Stan Lee at Boston Comic Con 2017

Photo by Dr. Genre

Billed for months in advance as “Stan Lee’s Final East Coast Appearance,” the three days of Boston Comic Con last month were a veritable lovefest for Marvel’s icon, and was in attendance at his Friday night event.

The 94-years-young Lee still cut a spry and cantankerous figure as he took the stage in Boston for a Q&A with the help of his assistant (right, in above image), and had the audience eating out of his hand with anecdotes by turns uproariously funny and deeply moving. Above all, he seemed a man profoundly satisfied with the life he has lived, the stories he has told, and the fictional world he has built, but not for a minute complacent that it could have happened as it did without the collaboration of many, many other talents.

After invoking the NYC/Boston rivalry by teasing the audience that “Nobody has fun in Boston,” Lee affected to be unsure why he was there, counter-proposing to the crowd, “We’ll give you the answers and you can try to figure out what the question is,” when his assistant “reminded” him that this was a Q&A. (One got the sense throughout the evening that being Mr. Lee’s righthand man is a lot of work, but pretty fun.)

There were some fun nuggets of information unearthed in the session, ranging from the tidbit that he addresses Robert Downey Jr. as “Bobbo,” to his (and his assistant’s) assertion that his Thor: Ragnarok cameo is his best yet, Lee gleefully exclaiming that with his (first-ever) cameo improv, “I showed them who’s the boss in Asgard, boy!” He also played up the DC/Marvel rivalry repeatedly, at one point musing, “I shouldn’t say anything about DC. They mean well, and they try hard… They have… Wonder Woman!” and later, on the value of nicknames, “I called Spider-Man ‘Spidey.’ They never called Batman ‘Batty!’ What’s wrong with them ?”

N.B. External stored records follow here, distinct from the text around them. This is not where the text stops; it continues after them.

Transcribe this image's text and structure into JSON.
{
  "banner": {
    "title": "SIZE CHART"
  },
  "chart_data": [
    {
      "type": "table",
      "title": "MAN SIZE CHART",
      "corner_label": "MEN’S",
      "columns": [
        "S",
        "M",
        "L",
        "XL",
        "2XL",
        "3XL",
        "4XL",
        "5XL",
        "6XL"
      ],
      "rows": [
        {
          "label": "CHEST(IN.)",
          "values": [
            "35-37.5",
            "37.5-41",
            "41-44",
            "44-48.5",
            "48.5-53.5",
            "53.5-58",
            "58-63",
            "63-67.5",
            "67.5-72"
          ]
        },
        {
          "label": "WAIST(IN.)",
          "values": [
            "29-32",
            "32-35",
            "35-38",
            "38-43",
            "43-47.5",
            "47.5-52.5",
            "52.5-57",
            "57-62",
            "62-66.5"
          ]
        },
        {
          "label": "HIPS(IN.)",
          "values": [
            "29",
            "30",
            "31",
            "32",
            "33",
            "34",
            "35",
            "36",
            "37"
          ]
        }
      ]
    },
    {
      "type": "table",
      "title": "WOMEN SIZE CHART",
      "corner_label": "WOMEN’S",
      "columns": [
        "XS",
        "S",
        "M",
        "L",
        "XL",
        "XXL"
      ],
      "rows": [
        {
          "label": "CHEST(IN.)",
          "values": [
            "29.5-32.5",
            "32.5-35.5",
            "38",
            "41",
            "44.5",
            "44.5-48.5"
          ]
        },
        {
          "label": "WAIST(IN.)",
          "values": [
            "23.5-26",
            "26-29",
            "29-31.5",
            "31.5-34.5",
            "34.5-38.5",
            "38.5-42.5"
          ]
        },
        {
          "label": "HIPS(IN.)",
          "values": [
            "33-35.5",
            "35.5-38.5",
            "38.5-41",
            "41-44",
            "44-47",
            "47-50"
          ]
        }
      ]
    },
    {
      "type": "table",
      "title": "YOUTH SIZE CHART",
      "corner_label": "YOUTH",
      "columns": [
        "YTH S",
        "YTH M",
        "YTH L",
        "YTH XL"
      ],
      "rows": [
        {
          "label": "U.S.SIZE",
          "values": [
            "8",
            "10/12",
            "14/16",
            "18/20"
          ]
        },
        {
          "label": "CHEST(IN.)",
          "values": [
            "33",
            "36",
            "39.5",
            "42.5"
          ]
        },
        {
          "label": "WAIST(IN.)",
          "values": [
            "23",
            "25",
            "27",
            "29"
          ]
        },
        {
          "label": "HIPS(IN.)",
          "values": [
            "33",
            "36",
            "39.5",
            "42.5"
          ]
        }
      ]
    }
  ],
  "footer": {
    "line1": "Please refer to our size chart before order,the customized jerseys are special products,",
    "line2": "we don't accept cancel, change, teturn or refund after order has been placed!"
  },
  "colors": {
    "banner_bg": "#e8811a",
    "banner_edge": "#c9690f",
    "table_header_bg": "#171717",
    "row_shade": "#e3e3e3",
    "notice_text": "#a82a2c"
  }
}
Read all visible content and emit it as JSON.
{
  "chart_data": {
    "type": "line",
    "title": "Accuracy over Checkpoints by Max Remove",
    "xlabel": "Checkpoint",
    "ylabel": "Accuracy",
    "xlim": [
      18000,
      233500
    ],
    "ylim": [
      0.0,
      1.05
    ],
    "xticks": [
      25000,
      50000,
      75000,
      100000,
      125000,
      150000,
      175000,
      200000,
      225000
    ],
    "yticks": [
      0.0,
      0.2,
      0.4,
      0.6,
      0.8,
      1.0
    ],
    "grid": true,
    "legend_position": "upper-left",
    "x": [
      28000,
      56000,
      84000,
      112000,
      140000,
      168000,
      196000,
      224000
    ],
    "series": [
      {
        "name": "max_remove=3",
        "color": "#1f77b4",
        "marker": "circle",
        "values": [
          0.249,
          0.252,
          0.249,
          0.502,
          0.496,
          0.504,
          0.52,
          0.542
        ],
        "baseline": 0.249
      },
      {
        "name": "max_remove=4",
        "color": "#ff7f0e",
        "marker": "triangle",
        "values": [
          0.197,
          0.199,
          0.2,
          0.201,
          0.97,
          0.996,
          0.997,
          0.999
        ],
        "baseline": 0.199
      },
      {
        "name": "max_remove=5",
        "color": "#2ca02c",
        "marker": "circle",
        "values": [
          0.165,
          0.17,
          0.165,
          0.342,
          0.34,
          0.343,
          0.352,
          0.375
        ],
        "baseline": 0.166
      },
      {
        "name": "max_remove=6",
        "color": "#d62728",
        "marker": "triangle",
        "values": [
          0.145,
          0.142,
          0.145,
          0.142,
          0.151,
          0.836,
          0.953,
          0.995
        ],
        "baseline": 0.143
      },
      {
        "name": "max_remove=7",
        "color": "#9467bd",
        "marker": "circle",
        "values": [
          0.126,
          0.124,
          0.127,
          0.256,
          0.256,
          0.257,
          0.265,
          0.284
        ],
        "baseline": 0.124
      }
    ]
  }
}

On the topic of the film adaptations, Lee refused to pick favorites with anything, from Spider-Man actors to the films themselves, though late in the evening he confessed being sorely disappointed in cinematic Victor Von Doom, and that RDJ’s casting as Iron Man pleased him greatly. He also spoke fondly of his many cameo experiences, and from what his assistant said, it sounds like Lee has been filming them for well ahead into the upcoming slate of features.

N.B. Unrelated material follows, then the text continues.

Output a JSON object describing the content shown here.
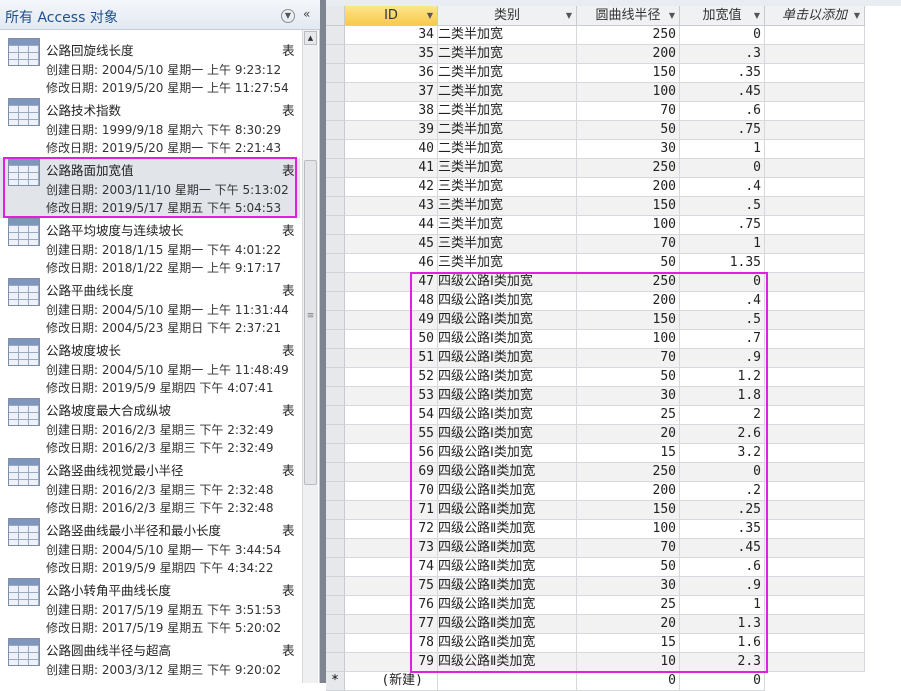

On the print side, Lee was enviably sharp at recalling individual plots from the silver age down to specific panels, even choking up when recalling the story he wrote where Peter Parker realizes that a dying Captain Stacy has known he was Spider-Man for some time. Lee’s love of storytelling, and of his creations, (especially Peter Parker), shone throughout the evening, but he didn’t accept any of the opportunities he was handed in questions to take full credit for Marvel’s alchemic success over the years, instead portraying himself as an office boy, first-generation immigrant in NYC (“Poverty motivated me, mostly.”), who lucked into the chance of a lifetime to get paid to tell stories by people who probably hadn’t made the best decision leaving him in charge. While his relationships with other Marvel luminaries have been reportedly complicated and contentious in the past, on this night Lee spoke the names of Kirby et al with reverence, insisting in response to a question, “I worked with many talented people, I did not do it all myself […] I worked with geniuses.”

The most emotional moment of the evening for the packed auditorium, was likely when Lee confessed that he can’t read Marvel’s new comics anymore because of his badly-failing vision, and he tries to content himself with viewing the covers, but “It makes me feel terrible.” I think I speak for most of that auditorium in saying it made us feel pretty bad too.

This may have been Lee’s last planned East Coast appearance, but Lee remains a storyteller of great power, and this session demonstrated that much as in his Guardians’ 2 cameo, he still has stories to tell–and words to the wise for aspiring storytellers too:

“You have to like what you’re writing if you’re a writer. If you don’t like it, why’s a stranger gonna like it?”